During a brief halt to the bloody battle for the Afghan town of Sangin, the Taliban appeared confident that its advantage was insurmountable, even if British boots were again on the ground in Helmand province.
Blaring out through loudspeakers in the besieged town came a single word: “Surrender.” In the same province where hundreds of British lives were lost during the “war on terror”, another option was later offered to the people of Sangin. “Those who choose to fight will die.”
Inside the town, which hundreds of British soldiers fought to liberate from the Taliban during Britain’s decade-long engagement in Afghanistan, fear is everywhere. Dead bodies are found in the surrounding poppy fields, and the resurgent Taliban has executed captured Afghan officials.
Beleaguered, outgunned and outnumbered, local police have fought to retain control of Sangin, a strategic foothold in the province where the Taliban makes vast amounts of money from harvesting opium crops. Today the government was urgently dispatching reinforcements. British advisers and American special forces are also reported in Helmand. But their presence may, however, prove too little, too late.
A tribal elder from the town, speaking on the condition of anonymity, told The Independent: “They have shot dead a police commander, two members of the intelligence service and a local government employee.”
He added: “The Taliban went to their homes and executed them. They have burnt homes of police commanders. We have a number of dead bodies of military, Taliban and civilians. Most of the women and children died because we couldn’t take them to hospital.”
Calls for reinforcements have been, according to those still in Sangin, ignored by the government of President Ashraf Ghani. Kabul has been accused of failing to tackle the Taliban. With bases in Pakistan, and claimed institutional support in that country, the Taliban has regrouped since Britain’s last involvement in Helmand.
Many were quick to question the wisdom of sending British troops back to Helmand. Clifford Warren, whose son Paul Warren was killed in Sangin in 2010, said: “The Taliban don’t follow any rules and we follow all of them – and that puts the soldiers in danger every time.”

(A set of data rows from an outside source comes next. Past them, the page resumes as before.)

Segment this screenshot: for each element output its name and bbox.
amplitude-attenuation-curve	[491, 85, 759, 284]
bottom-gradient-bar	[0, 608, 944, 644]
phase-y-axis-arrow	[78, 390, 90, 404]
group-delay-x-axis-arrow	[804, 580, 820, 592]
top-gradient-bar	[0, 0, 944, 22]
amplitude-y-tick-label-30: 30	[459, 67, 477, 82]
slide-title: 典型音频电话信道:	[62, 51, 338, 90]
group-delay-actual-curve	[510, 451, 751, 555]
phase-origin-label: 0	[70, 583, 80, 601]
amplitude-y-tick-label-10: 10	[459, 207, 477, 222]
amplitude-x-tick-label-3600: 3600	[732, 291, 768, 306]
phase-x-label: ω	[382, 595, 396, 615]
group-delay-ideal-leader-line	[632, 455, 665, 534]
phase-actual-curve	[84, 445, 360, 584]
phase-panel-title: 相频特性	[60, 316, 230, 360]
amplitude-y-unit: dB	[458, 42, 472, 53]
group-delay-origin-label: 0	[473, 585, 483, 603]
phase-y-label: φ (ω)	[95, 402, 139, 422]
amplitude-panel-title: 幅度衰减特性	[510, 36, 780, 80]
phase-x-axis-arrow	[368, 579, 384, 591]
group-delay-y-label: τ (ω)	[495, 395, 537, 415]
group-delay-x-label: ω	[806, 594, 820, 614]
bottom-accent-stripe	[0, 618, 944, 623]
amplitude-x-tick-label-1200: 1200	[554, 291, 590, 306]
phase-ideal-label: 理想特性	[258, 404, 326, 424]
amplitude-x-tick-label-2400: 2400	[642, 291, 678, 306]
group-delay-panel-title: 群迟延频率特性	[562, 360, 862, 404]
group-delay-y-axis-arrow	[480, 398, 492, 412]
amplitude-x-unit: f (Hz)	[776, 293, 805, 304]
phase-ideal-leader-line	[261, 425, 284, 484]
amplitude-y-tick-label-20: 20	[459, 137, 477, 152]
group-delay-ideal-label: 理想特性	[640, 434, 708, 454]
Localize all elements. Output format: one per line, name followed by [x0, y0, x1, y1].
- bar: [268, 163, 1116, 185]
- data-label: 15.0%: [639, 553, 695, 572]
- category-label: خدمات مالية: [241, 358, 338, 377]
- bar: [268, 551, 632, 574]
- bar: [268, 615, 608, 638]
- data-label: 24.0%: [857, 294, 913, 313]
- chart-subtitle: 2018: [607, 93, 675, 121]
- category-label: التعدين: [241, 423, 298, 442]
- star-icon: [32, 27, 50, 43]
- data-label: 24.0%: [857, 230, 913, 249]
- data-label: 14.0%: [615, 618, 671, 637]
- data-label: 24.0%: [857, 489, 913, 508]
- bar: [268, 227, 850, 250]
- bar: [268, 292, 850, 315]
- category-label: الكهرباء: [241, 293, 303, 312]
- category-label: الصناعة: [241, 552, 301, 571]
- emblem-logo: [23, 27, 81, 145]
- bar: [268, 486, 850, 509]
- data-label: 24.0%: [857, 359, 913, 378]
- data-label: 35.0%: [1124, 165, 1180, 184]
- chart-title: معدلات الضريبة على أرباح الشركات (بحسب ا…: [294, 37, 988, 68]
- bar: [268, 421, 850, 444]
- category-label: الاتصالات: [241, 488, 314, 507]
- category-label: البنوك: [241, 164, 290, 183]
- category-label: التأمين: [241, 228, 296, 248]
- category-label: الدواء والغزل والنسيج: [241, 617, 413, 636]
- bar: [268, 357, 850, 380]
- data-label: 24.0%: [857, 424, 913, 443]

Afghan security forces have few resources: there are no fighter jets, not enough transport helicopters and no attack helicopters. Soldiers bemoan the lack of accountability, transparency and leadership within their ranks.
A member of the local government in Sangin said that the Taliban was well equipped to combat special forces. The fighters had, he said, night-vision goggles and seemingly unlimited ammunition for both heavy and small arms. “We need more special forces raids and more air support,” he said. “We need them right now. We are asking for reinforcements and haven’t got the help.”
India has gifted three Mi-25 attack helicopters to Afghanistan - which arrived a few days ago - while another is expected to arrive in the next day or so. Afghan commanders hope the helicopters will “change the balance of the fight forces” in Sangin. There have been claims that the British SAS and American special forces are involved in the fighting in Helmand. Villagers in Girishk, a town in the province, said that “Western special forces were in the area” on Monday morning.
Helmand province’s deputy governor, Mohammad Jan Rasoolyar, has resorted to attempting to contact President Ghani on Facebook to beg for help. “The command and control system is a mess,” he wrote. He later told the Associated Press: “I can’t hold my tongue any more.”
In London, the Ministry of Defence has confirmed that a small number of personnel are in Helmand in an “advisory” capacity. The Afghan interior ministry confirmed that British troops had arrived at Camp Shorabak, formally the US Marine Camp Leatherneck.
According to the head of Helmand’s provincial council, Muhammad Kareem Atal, around 65 per cent of Helmand is now under Taliban control. Last week, the Pentagon said the “invigorated Taliban” had increased its attacks. Meanwhile, the “unity” government of Mr Ghani appears increasingly weak. Security posts such as defence and intelligence are both run by acting ministers.
A police commander in Sangin told The Independent: “There are many fatalities and casualties. We are short on water and bread and food. Last night, aircraft dropped some food, ammunition and water for the Afghan national army. But they are at least several miles away from us. We need urgent help. Our soldiers are fighting for their lives.”
The commander of US and Nato forces in Afghanistan, General John Campbell, said recently that the Afghan forces were still challenged by practical issues such as logistics. “There are some places in Helmand they do think the Taliban are 10ft tall, that they are better trained, they got better weapons … It is a confidence thing,” he said.